- The Washington Times - Sunday, May 23, 2010

The leader of the national Republican Party said Sunday that he is “uncomfortable” with civil rights views held by GOP Senate hopeful Rand Paul of Kentucky but stopped short of condemning the outspoken candidate.

“I can’t condemn a person’s view,” Republican National Committee Chairman Michael S. Steele said on ABC’s “This Week.” “The people of Kentucky will judge whether that’s a view that they would like to send to the Senate.”

Mr. Steele said that while he is “uncomfortable with a lot of things … it doesn’t matter what I’m comfortable with or not comfortable with. I don’t vote in that election.”

A day after cruising to victory Tuesday in the Republican Senate primary, Mr. Paul told MSNBC’s Rachel Maddow that, while he supported the 1964 Civil Rights Act in general, he thought some provisions banning discrimination in private businesses may have gone too far.

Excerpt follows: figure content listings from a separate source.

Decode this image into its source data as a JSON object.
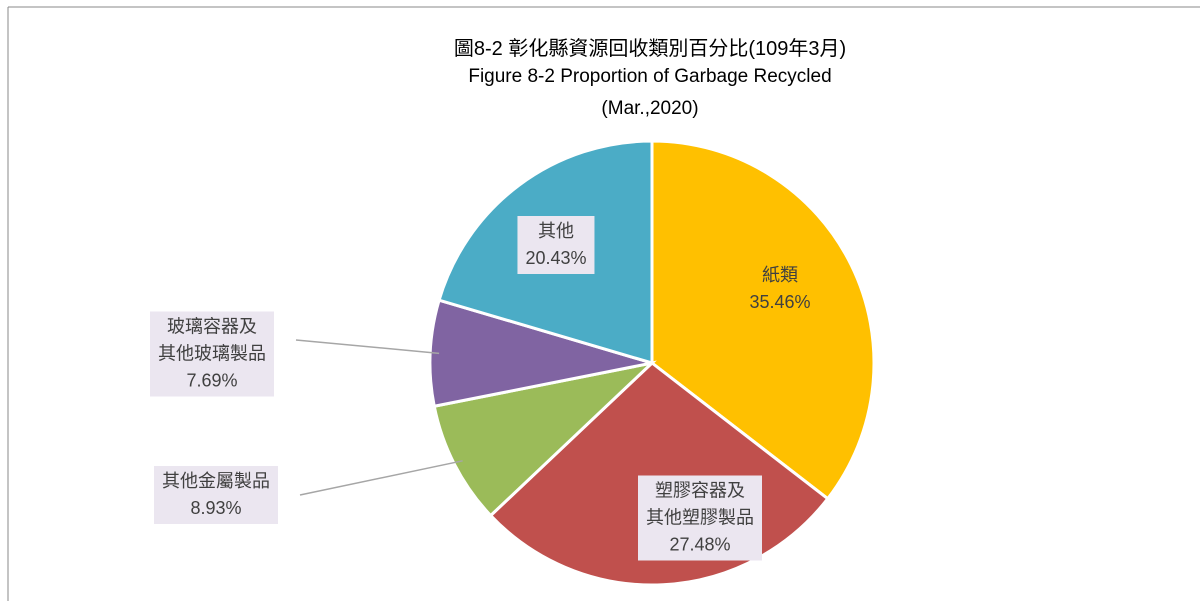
{
  "chart_data": {
    "type": "pie",
    "title": [
      "圖8-2 彰化縣資源回收類別百分比(109年3月)",
      "Figure 8-2 Proportion of Garbage Recycled",
      "(Mar.,2020)"
    ],
    "categories": [
      "紙類",
      "塑膠容器及\n其他塑膠製品",
      "其他金屬製品",
      "玻璃容器及\n其他玻璃製品",
      "其他"
    ],
    "values": [
      35.46,
      27.48,
      8.93,
      7.69,
      20.43
    ],
    "value_labels": [
      "35.46%",
      "27.48%",
      "8.93%",
      "7.69%",
      "20.43%"
    ],
    "colors": [
      "#FFC000",
      "#C0504D",
      "#9BBB59",
      "#8064A2",
      "#4BACC6"
    ]
  }
}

A day later, Mr. Paul began stepping back from those comments, saying in a written statement, “I believe we should work to end all racism in American society and staunchly defend the inherent rights of every person.”

Mr. Steele, when asked on “Fox News Sunday” if Mr. Paul’s civil rights statements were wrong, answered that the candidate’s “philosophy is misplaced in these times.”

Mr. Paul “stands foursquare with the party on this issue, but he had a philosophical difference, as many members who come to Congress have different philosophies,” the chairman said. “But when you get [in Washington], what you do and how you execute the job is what matters.”

Democratic National Committee Chairman Tim Kaine, also appearing on the Sunday talk show, said Mr. Paul’s comments on civil rights and others he has made supporting limits to federal regulations will help make the traditionally Republican seat more competitive for Democrats in the November general election.

“Saying as Rand Paul did … that we needn’t be so worried about things like mining regulations, this is a very important role the government has: to protect the safety of the environment and the health of citizens,” Mr. Kaine said. “Rand Paul’s statements along these lines are very, very troubling.”

But Mr. Steele said he has spoken with Mr. Paul and is confident he is a good representative of the Republican Party.

“It’s important to understand that Rand Paul has clarified his statement and reiterated his support for … pushing civil rights forward,” Mr. Steele said. “Any attempt to look backwards is not in the best interest of our country, certainly, and certainly not in the best interest of the party.”

Mr. Steele added that Mr. Paul’s views on civil rights should be judged in context with the “philosophical position” held by libertarians, which Mr. Paul is.

“They have a very, very strong view about the limitations of government intrusion into the private sector,” he said. “That is a philosophical perspective.”

Former Alaska governor and 2008 Republican vice-presidential candidate Sarah Palin defended Mr. Paul, saying on “Fox News Sunday” that he was “right in his clarifications about what he means in his interpretation of the impacts of the Civil Rights Act.”

Mrs. Palin, like Mr. Steele, declined to outright condemn Mr. Paul for his civil rights comments.

“Rand Paul is not a perfect, always-to-be-agreed-with candidate. Nobody is,” the former governor said. “But Rand Paul is a libertarian. He’s clear in his libertarian leanings.”

Mrs. Palin went on to say that Mr. Paul, during his interview with Ms. Maddow, had engaged in a”hypothetical discussion about constitutional impacts” with a “media personality who has an agenda.”

“You know, they’re looking for that ‘gotcha’ moment, and that’s what it evidently appears to be that they did with Rand Paul,” she said.